O instrumento Pediatric Functional Independence Measure (WeeFIM) é uma escala de ordem, que envolve atividades de múltiplas áreas: autocuidado, mobilidade/transferências, controle de esfíncteres, locomoção, comunicação e interação social. Sua versão para adultos, traduzida e validada no Brasil como Medida de Independência Funcional (MIF) é a avaliação mais utilizada em reabilitação no mundo todo, se aplicando a uma gama de circunstancias de incapacidades [17,18]. Sendo a WeeFIM um instrumento a ser considerado na avaliação das mesmas condições em crianças [19].

A conveniente avaliação da funcionalidade nos primeiros anos de vida é de extrema relevância pois favorece o traçado de um quadro de estratégias terapêuticas adequadas a cada paciente e suas incapacidades, com foco em suas maiores necessidades, porém depende do uso de instrumentos como escalas, que, de modo especifico, são escassos para a primeira infância, principalmente no Brasil [15,20]. A escala WeeFIM, embora muito utilizada no exterior, na avaliação e reabilitação em várias áreas da saúde, no pais é pouco estudada e evidenciada [21].

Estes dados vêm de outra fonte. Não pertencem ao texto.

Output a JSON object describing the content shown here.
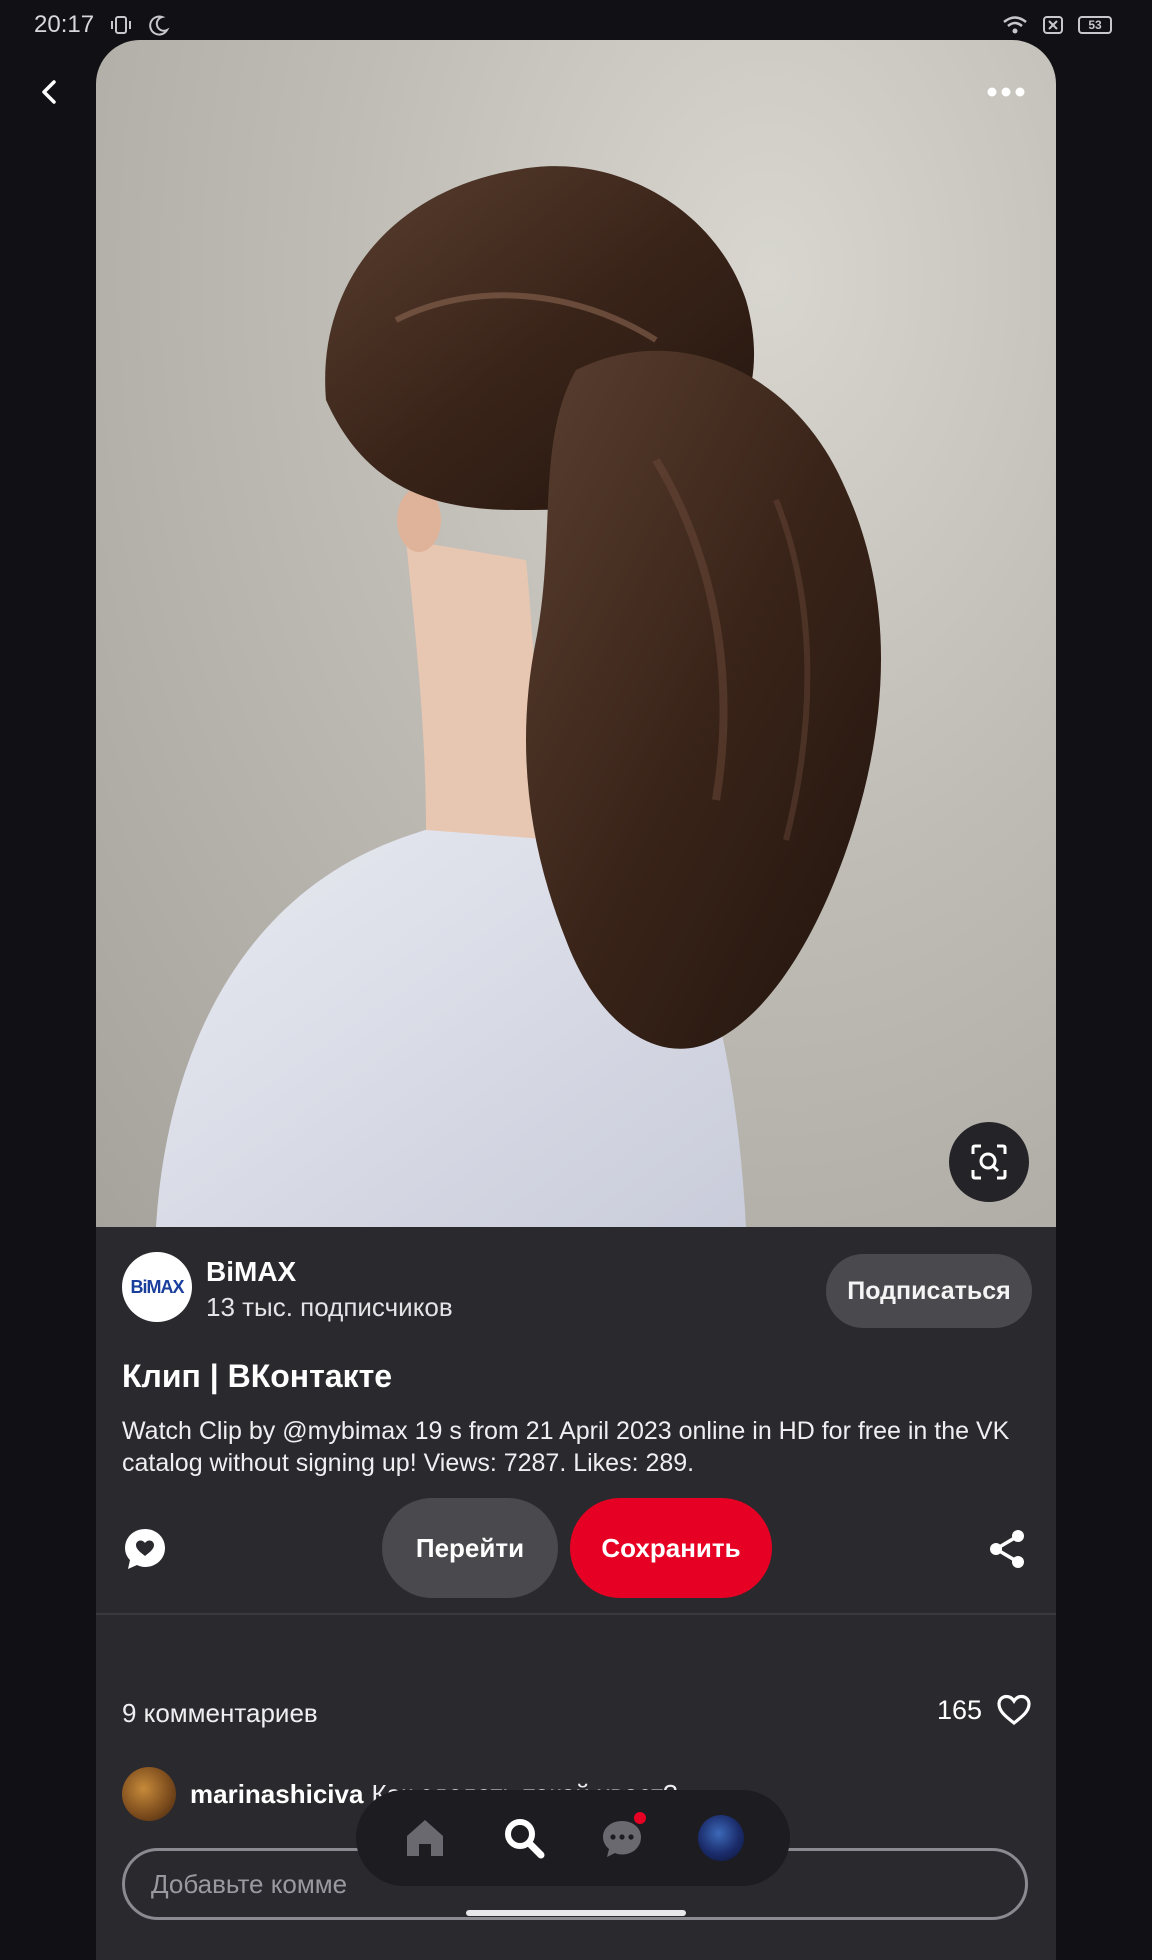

Diante do que foi exposto, o estudo teve como objetivo primário: avaliar as habilidades funcionais e independências de crianças com distúrbios neuromotores. Assim como, objetivos secundários: identificar alterações nas habilidades e independências de crianças com distúrbios neuromotores; comparar os escores obtidos, identificando as variantes e semelhanças dentre as alterações em cada um dos distúrbios neuromotores e compreender as variações obtidas nas avaliações de crianças que fazem uso de algum dispositivo auxiliar.

 

Material e métodos

 

Trata-se de um estudo de natureza aplicada, classificado como transversal e descritivo de abordagem quantitativa, que foi realizada em uma Clínica Escola de Fisioterapia, localizada no sertão da Paraíba. Sendo o procedimento de coleta de dados realizado entre os meses de agosto de 2017 e setembro de 2017.

Os participantes foram pacientes atendidos no setor de pediatria da Clínica Escola de Fisioterapia, entre as idades de 11 meses e 7 anos, apresentando distúrbio neuromotor diagnosticado, os quais os responsáveis aceitaram sua participação na pesquisa e assinaram o Termo de Consentimento Livre e Esclarecido da pesquisa.

Com relação aos instrumentos, foi utilizado uma Ficha de Avaliação desenvolvida especificamente para este estudo pelos pesquisadores envolvidos e é composta de três partes: identificação e dados pessoais do paciente; Data de nascimento; Idade; Sexo; Naturalidade e Filiação (em sigla). A segunda parte tem o objetivo de coletar os aspectos clínicos da patologia que o participante apresenta, como: Diagnóstico (médico); Diagnóstico Funcional e o Uso de dispositivos auxiliares (cadeira de rodas, órtese, prótese, andador, etc.). A terceira e última parte da ficha é uma avaliação da funcionalidade do participante contendo cinco níveis de atividades que o mesmo irá realizar no momento da aplicação do instrumento, são elas: Ficar de pé; sentar; subir degraus; Correr e Pular.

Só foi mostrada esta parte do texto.